Chloë screamed her head off.
‘You know,’ said Doug patiently, ‘he’s only a very baby python.’
Chloë continued to scream. Doug considered the situation.
‘I don’t suppose there’s any point asking you for your phone number, is there?’
‘Eek! Eek! Eek!’
Doug left the house for work eating a slice of toast and giving bits to Fluffy.
‘Why can’t we meet a nice girl, eh, Fluff? I mean, we’re nice guys, aren’t we?’
He turned into the road.
‘Hmm. I hope she doesn’t want to use the bathroom. I forgot to mention we had your dad staying for the weekend.’
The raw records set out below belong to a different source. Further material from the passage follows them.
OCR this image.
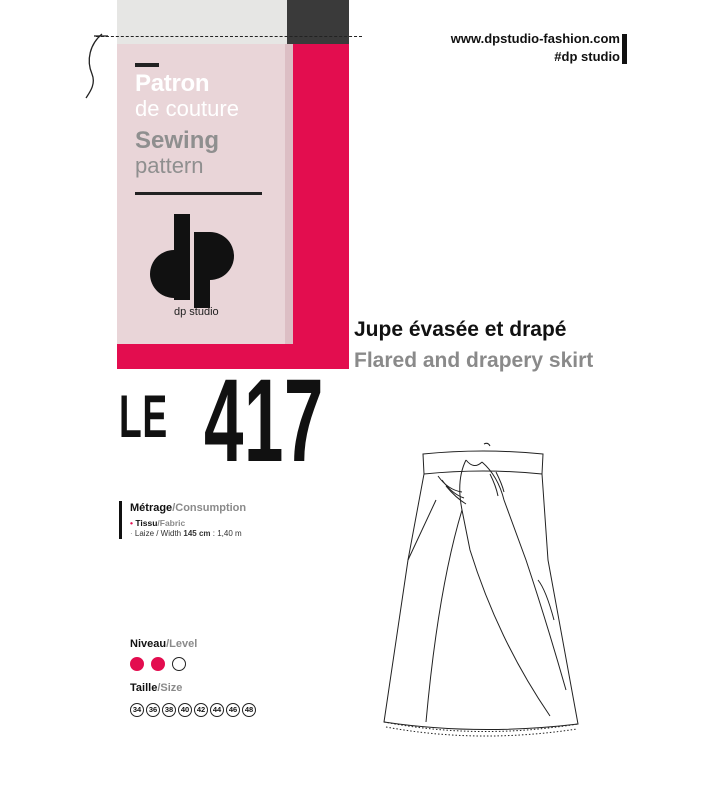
www.dpstudio-fashion.com
#dp studio
Patron
de couture
Sewing
pattern
dp studio
Jupe évasée et drapé
Flared and drapery skirt
LE 417
Métrage/Consumption
• Tissu/Fabric
· Laize / Width 145 cm : 1,40 m
Niveau/Level
Taille/Size
34	36	38	40	42	44	46	48
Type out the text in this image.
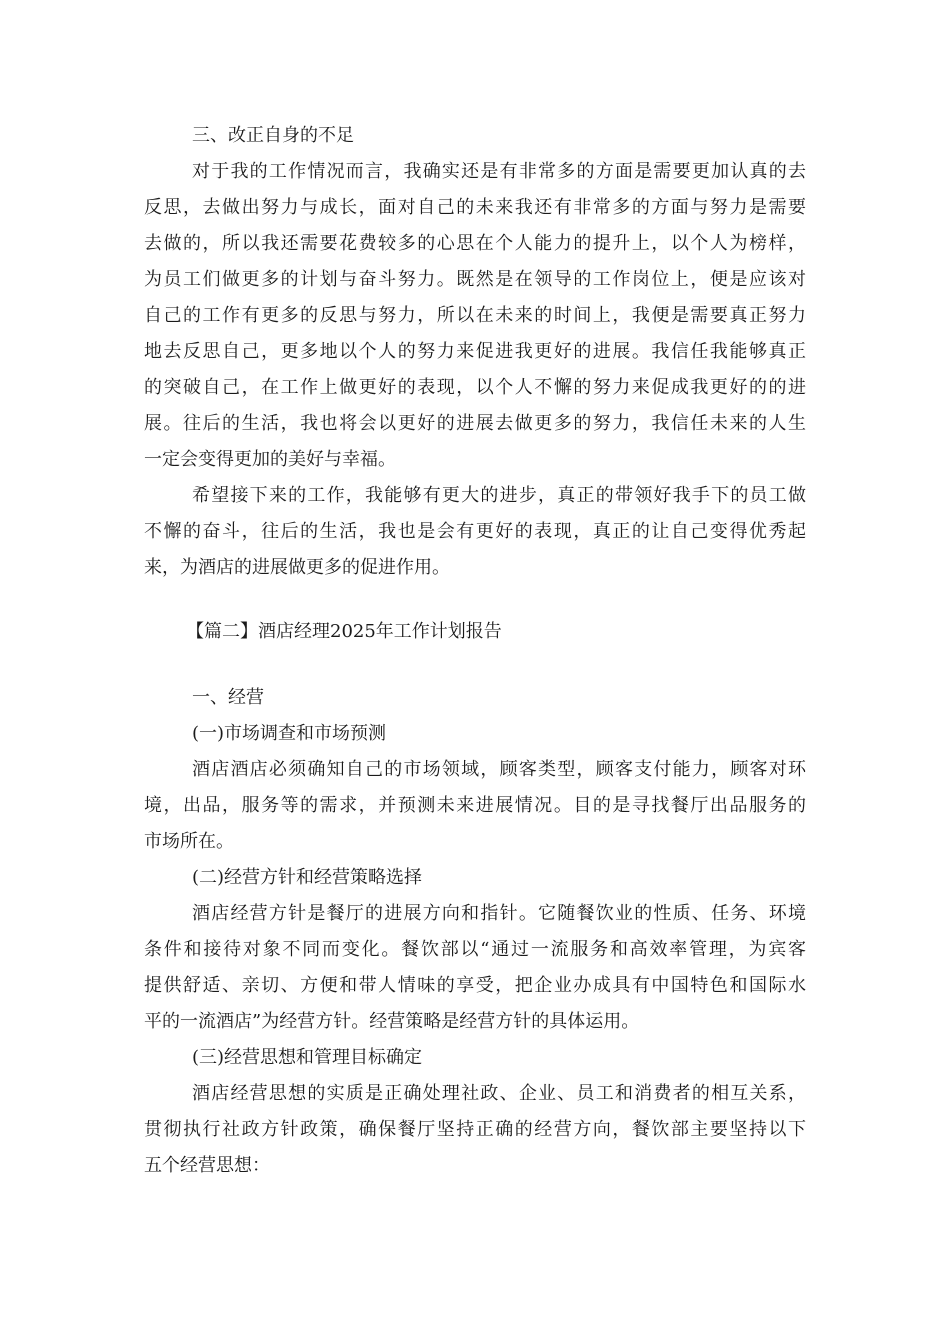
三、改正自身的不足
对于我的工作情况而言，我确实还是有非常多的方面是需要更加认真的去
反思，去做出努力与成长，面对自己的未来我还有非常多的方面与努力是需要
去做的，所以我还需要花费较多的心思在个人能力的提升上，以个人为榜样，
为员工们做更多的计划与奋斗努力。既然是在领导的工作岗位上，便是应该对
自己的工作有更多的反思与努力，所以在未来的时间上，我便是需要真正努力
地去反思自己，更多地以个人的努力来促进我更好的进展。我信任我能够真正
的突破自己，在工作上做更好的表现，以个人不懈的努力来促成我更好的的进
展。往后的生活，我也将会以更好的进展去做更多的努力，我信任未来的人生
一定会变得更加的美好与幸福。
希望接下来的工作，我能够有更大的进步，真正的带领好我手下的员工做
不懈的奋斗，往后的生活，我也是会有更好的表现，真正的让自己变得优秀起
来，为酒店的进展做更多的促进作用。
【篇二】酒店经理2025年工作计划报告
一、经营
(一)市场调查和市场预测
酒店酒店必须确知自己的市场领域，顾客类型，顾客支付能力，顾客对环
境，出品，服务等的需求，并预测未来进展情况。目的是寻找餐厅出品服务的
市场所在。
(二)经营方针和经营策略选择
酒店经营方针是餐厅的进展方向和指针。它随餐饮业的性质、任务、环境
条件和接待对象不同而变化。餐饮部以“通过一流服务和高效率管理，为宾客
提供舒适、亲切、方便和带人情味的享受，把企业办成具有中国特色和国际水
平的一流酒店”为经营方针。经营策略是经营方针的具体运用。
(三)经营思想和管理目标确定
酒店经营思想的实质是正确处理社政、企业、员工和消费者的相互关系，
贯彻执行社政方针政策，确保餐厅坚持正确的经营方向，餐饮部主要坚持以下
五个经营思想：
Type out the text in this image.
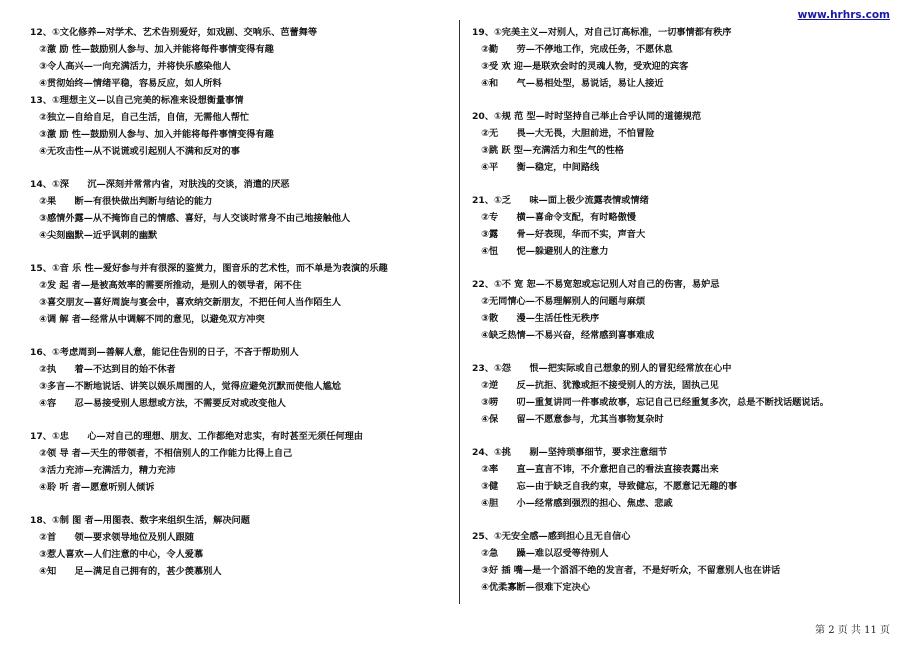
www.hrhrs.com
12、①文化修养—对学术、艺术告别爱好，如戏剧、交响乐、芭蕾舞等
　②激 励 性—鼓励别人参与、加入并能将每件事情变得有趣
　③令人高兴—一向充满活力，并将快乐感染他人
　④贯彻始终—情绪平稳，容易反应，如人所料
13、①理想主义—以自己完美的标准来设想衡量事情
　②独立—自给自足，自己生活，自信，无需他人帮忙
　③激 励 性—鼓励别人参与、加入并能将每件事情变得有趣
　④无攻击性—从不说谎或引起别人不满和反对的事
14、①深　　沉—深刻并常常内省，对肤浅的交谈，消遣的厌恶
　②果　　断—有很快做出判断与结论的能力
　③感情外露—从不掩饰自己的情感、喜好，与人交谈时常身不由己地接触他人
　④尖刻幽默—近乎讽刺的幽默
15、①音 乐 性—爱好参与并有很深的鉴赏力，图音乐的艺术性，而不单是为表演的乐趣
　②发 起 者—是被高效率的需要所推动，是别人的领导者，闲不住
　③喜交朋友—喜好周旋与宴会中，喜欢纳交新朋友，不把任何人当作陌生人
　④调 解 者—经常从中调解不同的意见，以避免双方冲突
16、①考虑周到—善解人意，能记住告别的日子，不吝于帮助别人
　②执　　着—不达到目的始不休者
　③多言—不断地说话、讲笑以娱乐周围的人，觉得应避免沉默而使他人尴尬
　④容　　忍—易接受别人思想或方法，不需要反对或改变他人
17、①忠　　心—对自己的理想、朋友、工作都绝对忠实，有时甚至无须任何理由
　②领 导 者—天生的带领者，不相信别人的工作能力比得上自己
　③活力充沛—充满活力，精力充沛
　④聆 听 者—愿意听别人倾诉
18、①制 图 者—用图表、数字来组织生活，解决问题
　②首　　领—要求领导地位及别人跟随
　③惹人喜欢—人们注意的中心，令人爱慕
　④知　　足—满足自己拥有的，甚少羡慕别人
19、①完美主义—对别人，对自己订高标准，一切事情都有秩序
　②勤　　劳—不停地工作，完成任务，不愿休息
　③受 欢 迎—是联欢会时的灵魂人物，受欢迎的宾客
　④和　　气—易相处型，易说话，易让人接近
20、①规 范 型—时时坚持自己举止合乎认同的道德规范
　②无　　畏—大无畏，大胆前进，不怕冒险
　③跳 跃 型—充满活力和生气的性格
　④平　　衡—稳定，中间路线
21、①乏　　味—面上极少流露表情或情绪
　②专　　横—喜命令支配，有时略傲慢
　③露　　骨—好表现，华而不实，声音大
　④忸　　怩—躲避别人的注意力
22、①不 宽 恕—不易宽恕或忘记别人对自己的伤害，易妒忌
　②无同情心—不易理解别人的问题与麻烦
　③散　　漫—生活任性无秩序
　④缺乏热情—不易兴奋，经常感到喜事难成
23、①怨　　恨—把实际或自己想象的别人的冒犯经常放在心中
　②逆　　反—抗拒、犹豫或拒不接受别人的方法，固执己见
　③唠　　叨—重复讲同一件事或故事，忘记自己已经重复多次，总是不断找话题说话。
　④保　　留—不愿意参与，尤其当事物复杂时
24、①挑　　剔—坚持琐事细节，要求注意细节
　②率　　直—直言不讳，不介意把自己的看法直接表露出来
　③健　　忘—由于缺乏自我约束，导致健忘，不愿意记无趣的事
　④胆　　小—经常感到强烈的担心、焦虑、悲戚
25、①无安全感—感到担心且无自信心
　②急　　躁—难以忍受等待别人
　③好 插 嘴—是一个滔滔不绝的发言者，不是好听众，不留意别人也在讲话
　④优柔寡断—很难下定决心
第 2 页 共 11 页
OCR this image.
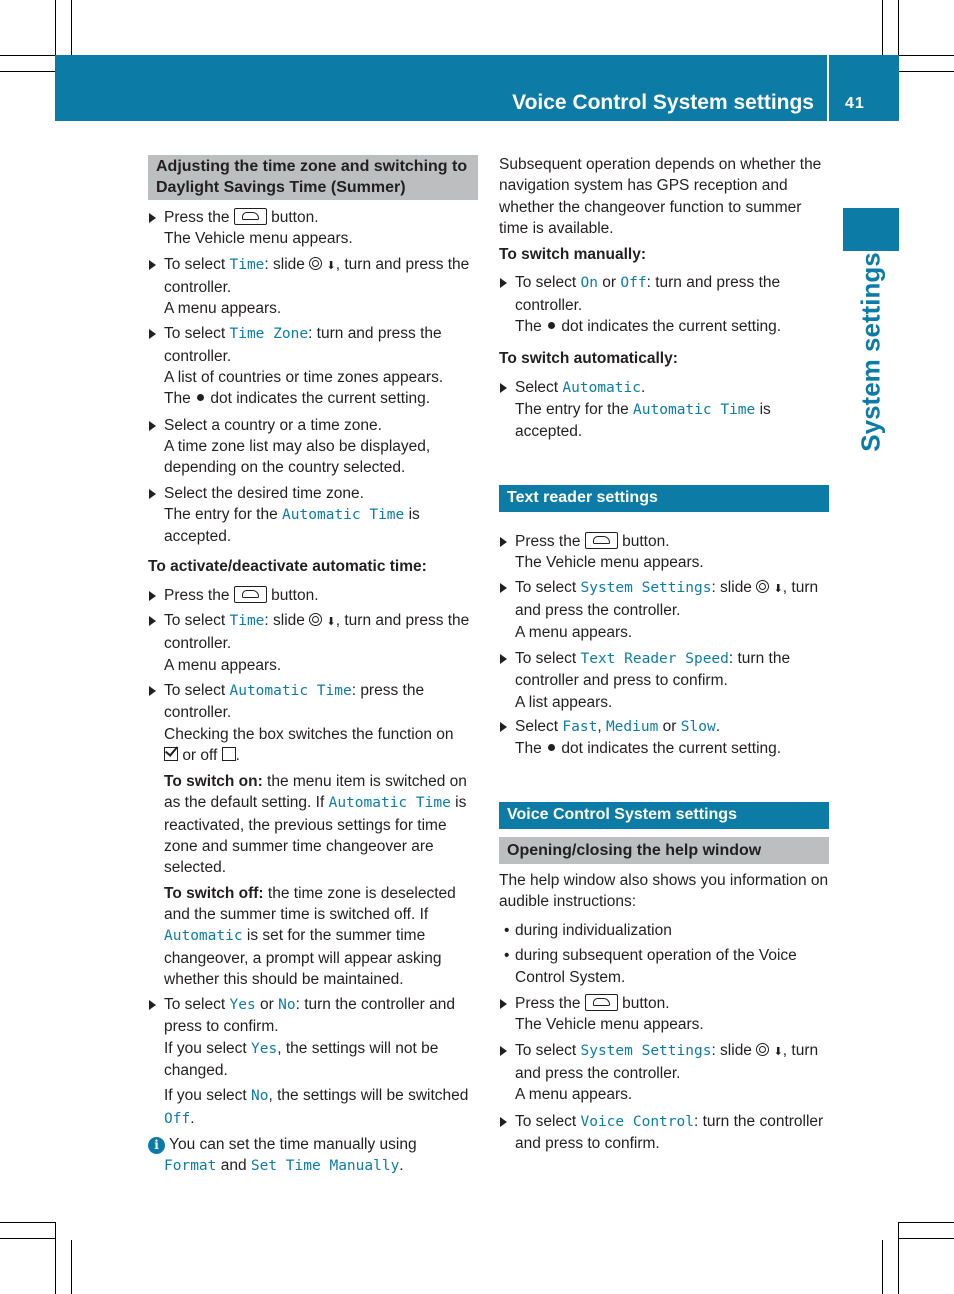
Voice Control System settings 41
System settings
Adjusting the time zone and switching to Daylight Savings Time (Summer)
Press the	button.
The Vehicle menu appears.
To select Time: slide ⬇, turn and press the controller.
A menu appears.
To select Time Zone: turn and press the controller.
A list of countries or time zones appears.
The dot indicates the current setting.
Select a country or a time zone.
A time zone list may also be displayed, depending on the country selected.
Select the desired time zone.
The entry for the Automatic Time is accepted.
To activate/deactivate automatic time:
Press the	button.
To select Time: slide ⬇, turn and press the controller.
A menu appears.
To select Automatic Time: press the controller.
Checking the box switches the function on
or off .
To switch on: the menu item is switched on as the default setting. If Automatic Time is reactivated, the previous settings for time zone and summer time changeover are selected.
To switch off: the time zone is deselected and the summer time is switched off. If Automatic is set for the summer time changeover, a prompt will appear asking whether this should be maintained.
To select Yes or No: turn the controller and press to confirm.
If you select Yes, the settings will not be changed.
If you select No, the settings will be switched Off.
i You can set the time manually using
Format and Set Time Manually.
Subsequent operation depends on whether the navigation system has GPS reception and whether the changeover function to summer time is available.
To switch manually:
To select On or Off: turn and press the controller.
The dot indicates the current setting.
To switch automatically:
Select Automatic.
The entry for the Automatic Time is accepted.
Text reader settings
Press the	button.
The Vehicle menu appears.
To select System Settings: slide ⬇, turn and press the controller.
A menu appears.
To select Text Reader Speed: turn the controller and press to confirm.
A list appears.
Select Fast, Medium or Slow.
The dot indicates the current setting.
Voice Control System settings
Opening/closing the help window
The help window also shows you information on audible instructions:
• during individualization
• during subsequent operation of the Voice Control System.
Press the	button.
The Vehicle menu appears.
To select System Settings: slide ⬇, turn and press the controller.
A menu appears.
To select Voice Control: turn the controller and press to confirm.
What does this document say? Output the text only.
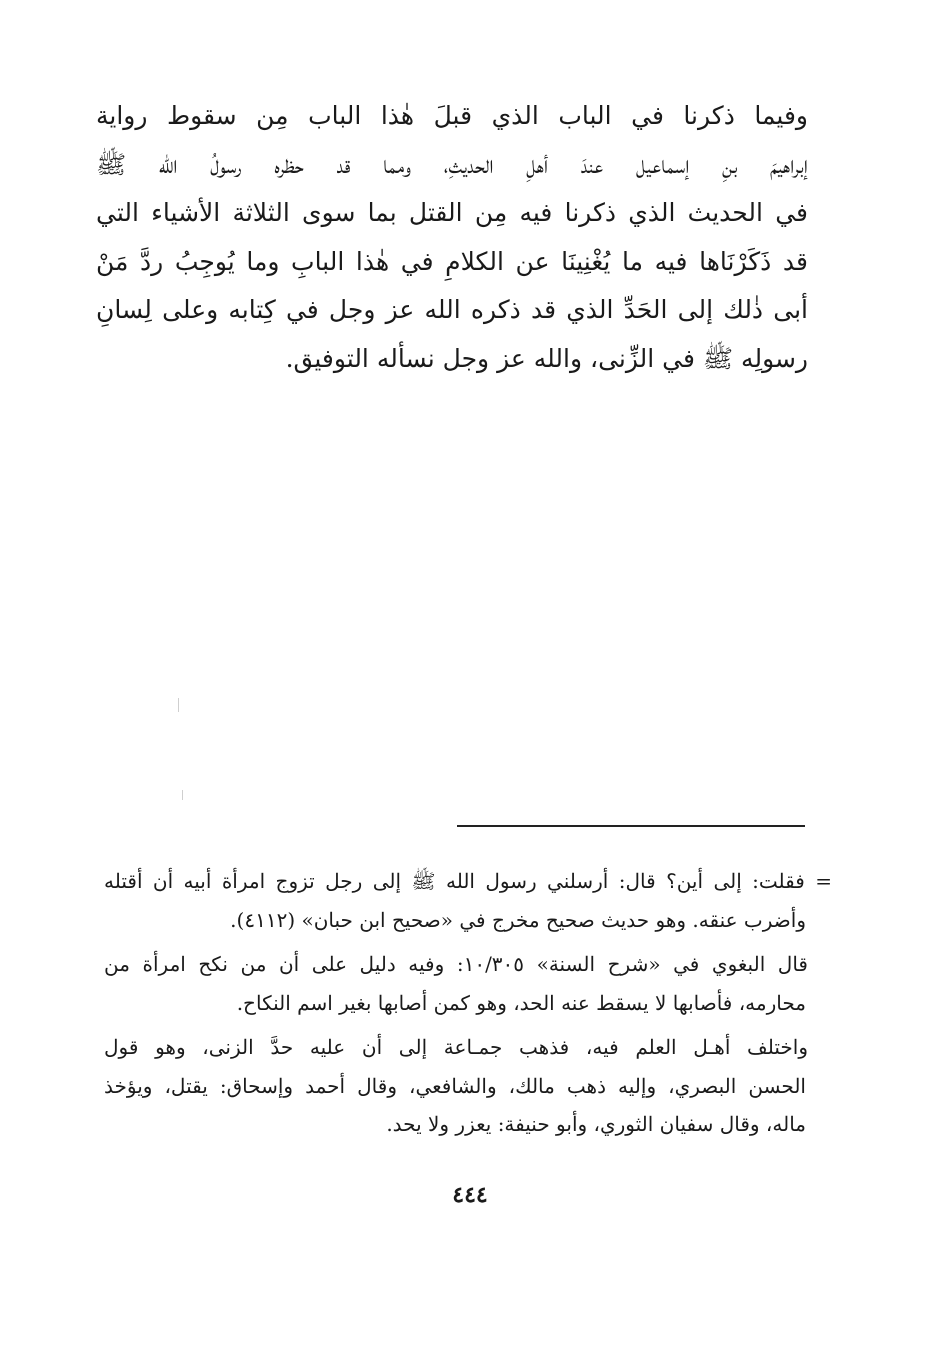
وفيما ذكرنا في الباب الذي قبلَ هٰذا الباب مِن سقوط رواية
إبراهيمَ بنِ إسماعيل عندَ أهلِ الحديثِ، ومما قد حظره رسولُ الله ﷺ
في الحديث الذي ذكرنا فيه مِن القتل بما سوى الثلاثة الأشياء التي
قد ذَكَرْنَاها فيه ما يُغْنِينَا عن الكلامِ في هٰذا البابِ وما يُوجِبُ ردَّ مَنْ
أبى ذٰلك إلى الحَدِّ الذي قد ذكره الله عز وجل في كِتابه وعلى لِسانِ
رسولِه ﷺ في الزِّنى، والله عز وجل نسأله التوفيق.
= فقلت: إلى أين؟ قال: أرسلني رسول الله ﷺ إلى رجل تزوج امرأة أبيه أن أقتله
وأضرب عنقه. وهو حديث صحيح مخرج في «صحيح ابن حبان» (٤١١٢).
قال البغوي في «شرح السنة» ١٠/٣٠٥: وفيه دليل على أن من نكح امرأة من
محارمه، فأصابها لا يسقط عنه الحد، وهو كمن أصابها بغير اسم النكاح.
واختلف أهـل العلم فيه، فذهب جمـاعة إلى أن عليه حدَّ الزنى، وهو قول
الحسن البصري، وإليه ذهب مالك، والشافعي، وقال أحمد وإسحاق: يقتل، ويؤخذ
ماله، وقال سفيان الثوري، وأبو حنيفة: يعزر ولا يحد.
٤٤٤
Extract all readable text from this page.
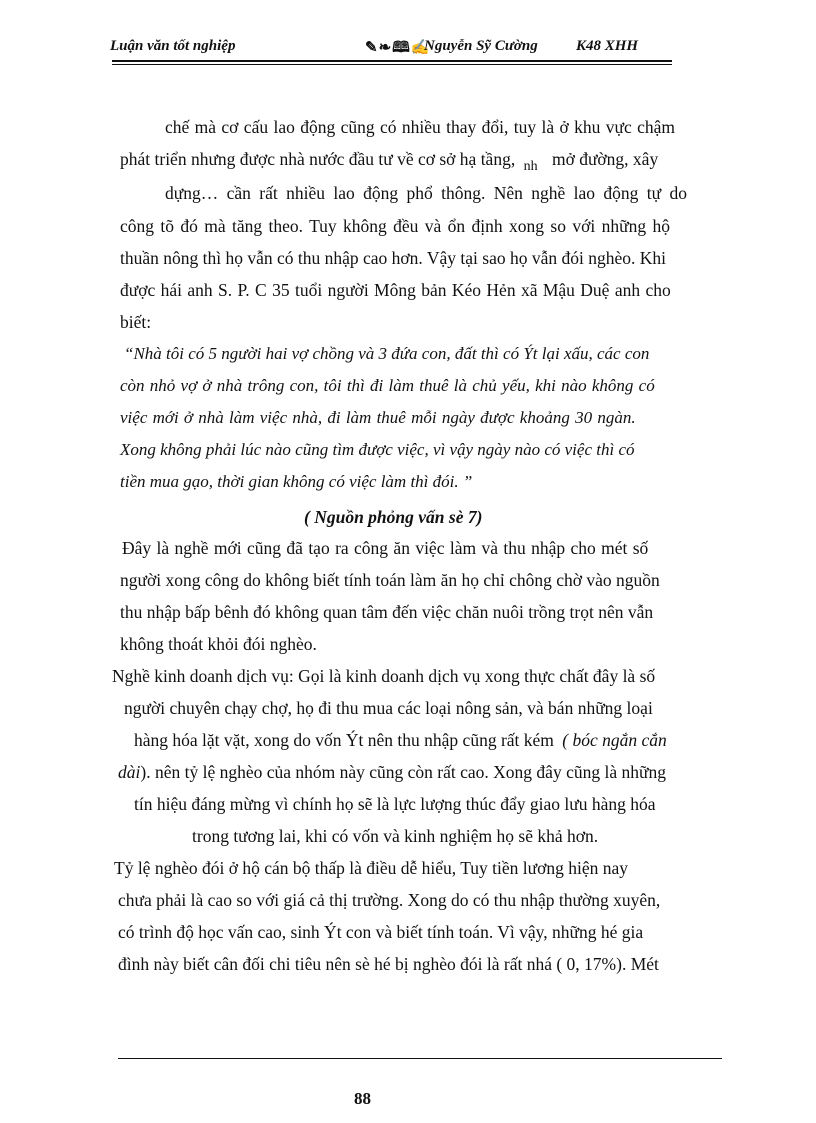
Luận văn tốt nghiệp	✎❧🕮✍
Nguyễn Sỹ Cường	K48 XHH
chế mà cơ cấu lao động cũng có nhiều thay đổi, tuy là ở khu vực chậm
phát triển nhưng được nhà nước đầu tư về cơ sở hạ tầng, $_{nh}$ mở đường, xây
dựng… cần rất nhiều lao động phổ thông. Nên nghề lao động tự do
công tõ đó mà tăng theo. Tuy không đều và ổn định xong so với những hộ
thuần nông thì họ vẫn có thu nhập cao hơn. Vậy tại sao họ vẫn đói nghèo. Khi
được hái anh S. P. C 35 tuổi người Mông bản Kéo Hẻn xã Mậu Duệ anh cho
biết:
“Nhà tôi có 5 người hai vợ chồng và 3 đứa con, đất thì có Ýt lại xấu, các con
còn nhỏ vợ ở nhà trông con, tôi thì đi làm thuê là chủ yếu, khi nào không có
việc mới ở nhà làm việc nhà, đi làm thuê mỗi ngày được khoảng 30 ngàn.
Xong không phải lúc nào cũng tìm được việc, vì vậy ngày nào có việc thì có
tiền mua gạo, thời gian không có việc làm thì đói. ”
( Nguồn phỏng vấn sè 7)
Đây là nghề mới cũng đã tạo ra công ăn việc làm và thu nhập cho mét số
người xong công do không biết tính toán làm ăn họ chỉ chông chờ vào nguồn
thu nhập bấp bênh đó không quan tâm đến việc chăn nuôi trồng trọt nên vẫn
không thoát khỏi đói nghèo.
Nghề kinh doanh dịch vụ: Gọi là kinh doanh dịch vụ xong thực chất đây là số
người chuyên chạy chợ, họ đi thu mua các loại nông sản, và bán những loại
hàng hóa lặt vặt, xong do vốn Ýt nên thu nhập cũng rất kém ( bóc ngắn cắn
dài). nên tỷ lệ nghèo của nhóm này cũng còn rất cao. Xong đây cũng là những
tín hiệu đáng mừng vì chính họ sẽ là lực lượng thúc đẩy giao lưu hàng hóa
trong tương lai, khi có vốn và kinh nghiệm họ sẽ khả hơn.
Tỷ lệ nghèo đói ở hộ cán bộ thấp là điều dễ hiểu, Tuy tiền lương hiện nay
chưa phải là cao so với giá cả thị trường. Xong do có thu nhập thường xuyên,
có trình độ học vấn cao, sinh Ýt con và biết tính toán. Vì vậy, những hé gia
đình này biết cân đối chi tiêu nên sè hé bị nghèo đói là rất nhá ( 0, 17%). Mét
88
From inside the house came the sound of glass breaking.
‘Eek! Eek! Eek!’
Doug and his fat friend Spoons had set up the Solarium Aquarium with the money Spoons got when his dad was hiding it from his dodgy road-haulage business. The Solarium had been Spoons’ idea: ‘People can come in, get all their reptile needs and a suntan at the same time – and it rhymes! Brilliant, eh?’
Doug took care of the reptile end, and didn’t quite share Spoons’ vision. He personally wouldn’t mind lying down completely naked and defenceless amidst lots of writhing dangerous things, but lots of people, apparently, did. The solarium wasn’t going too well at all, although it did mean Spoons got to be bright orange at all times. This didn’t help his pulling tactics though, as being fat, snaky and bright orange isn’t actually that much more attractive than, say, just being fat and snaky. Doug, being tallish, and ruggedish, was a bit of a looker for a herpetologist, and supplied much of Spoons’ fantasy requirements.
‘Tops?’ asked Spoons avidly.
‘Yes,’ said Doug.
‘Fingers?’
‘Yup.’
‘You did it?’
‘Yes, yes, yes.’
‘And you’re miserable?’
‘Spoons, I’m a sensitive guy, OK? Maybe I’m just looking for that little bit more.’